Friday, November 02, 2007

Depressed People Move in a Mathematically Different Way

In this week's Physical Review Letters, Yoshiharu Yamamoto of the University of Tokyo and his colleagues explain how the movements of people suffering from clinical depression can be described by a power law—and how this law is so different from that of healthy people that it looks truly diagnostic.

Like many mathematical functions, a power law plots two variables against each other to form a characteristic curve on a graph. Dr Yamamoto collected the data for his own particular power-law curves by fitting his experimental subjects—about half of whom were healthy, and half of whom had been diagnosed as having clinical (or “major”) depression—with accelerometers. These devices measure how often someone changes his rate of movement by recording each time his acceleration exceeds a certain threshold.

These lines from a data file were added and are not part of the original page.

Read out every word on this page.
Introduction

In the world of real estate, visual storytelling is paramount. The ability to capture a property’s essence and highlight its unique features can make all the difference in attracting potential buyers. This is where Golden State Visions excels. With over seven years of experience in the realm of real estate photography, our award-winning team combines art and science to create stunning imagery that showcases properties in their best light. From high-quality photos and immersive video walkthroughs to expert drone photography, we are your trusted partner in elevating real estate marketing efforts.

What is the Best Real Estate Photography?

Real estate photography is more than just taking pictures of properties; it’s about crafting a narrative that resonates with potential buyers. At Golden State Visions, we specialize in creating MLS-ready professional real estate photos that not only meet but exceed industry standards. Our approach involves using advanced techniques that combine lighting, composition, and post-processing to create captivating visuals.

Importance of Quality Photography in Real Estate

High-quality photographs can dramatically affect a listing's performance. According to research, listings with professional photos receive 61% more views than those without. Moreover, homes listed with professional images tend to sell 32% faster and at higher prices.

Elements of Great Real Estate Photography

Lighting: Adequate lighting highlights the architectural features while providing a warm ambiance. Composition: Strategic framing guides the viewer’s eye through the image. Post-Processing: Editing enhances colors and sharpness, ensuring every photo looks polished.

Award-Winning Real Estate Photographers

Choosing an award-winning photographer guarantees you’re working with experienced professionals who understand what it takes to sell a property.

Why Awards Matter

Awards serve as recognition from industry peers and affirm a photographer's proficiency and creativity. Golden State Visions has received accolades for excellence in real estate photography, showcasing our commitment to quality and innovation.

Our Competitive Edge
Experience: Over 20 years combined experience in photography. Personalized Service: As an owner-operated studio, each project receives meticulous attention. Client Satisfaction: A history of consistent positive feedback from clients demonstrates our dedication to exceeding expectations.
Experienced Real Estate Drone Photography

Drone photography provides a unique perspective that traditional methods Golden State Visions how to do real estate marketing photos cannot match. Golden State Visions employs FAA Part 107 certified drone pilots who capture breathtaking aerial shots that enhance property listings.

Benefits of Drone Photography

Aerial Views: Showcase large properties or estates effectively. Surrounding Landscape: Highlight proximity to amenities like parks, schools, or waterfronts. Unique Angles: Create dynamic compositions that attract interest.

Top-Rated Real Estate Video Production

The basic results confirmed a known feature of depressed people. The normal daily rhythm that would lead to a high, steady number of counts during daylight hours and low counts during the night was replaced by occasional bursts of activity. The surprise came when the team started plotting their results out on graphs.

The curves produced by plotting the lengths of low-activity periods against their frequency were strikingly different in healthy and depressed people. This reflects not inactivity by the depressed (though they were, indeed, less active) but a difference in the way that the healthy and the depressed spread their resting periods over the day. Depressed people experience longer resting periods more frequently and shorter ones less frequently than healthy people do.
Interesting. Raises the possibility of creating a shirt or a watch with a built in accelerometer that could diagnose depression right as it begins.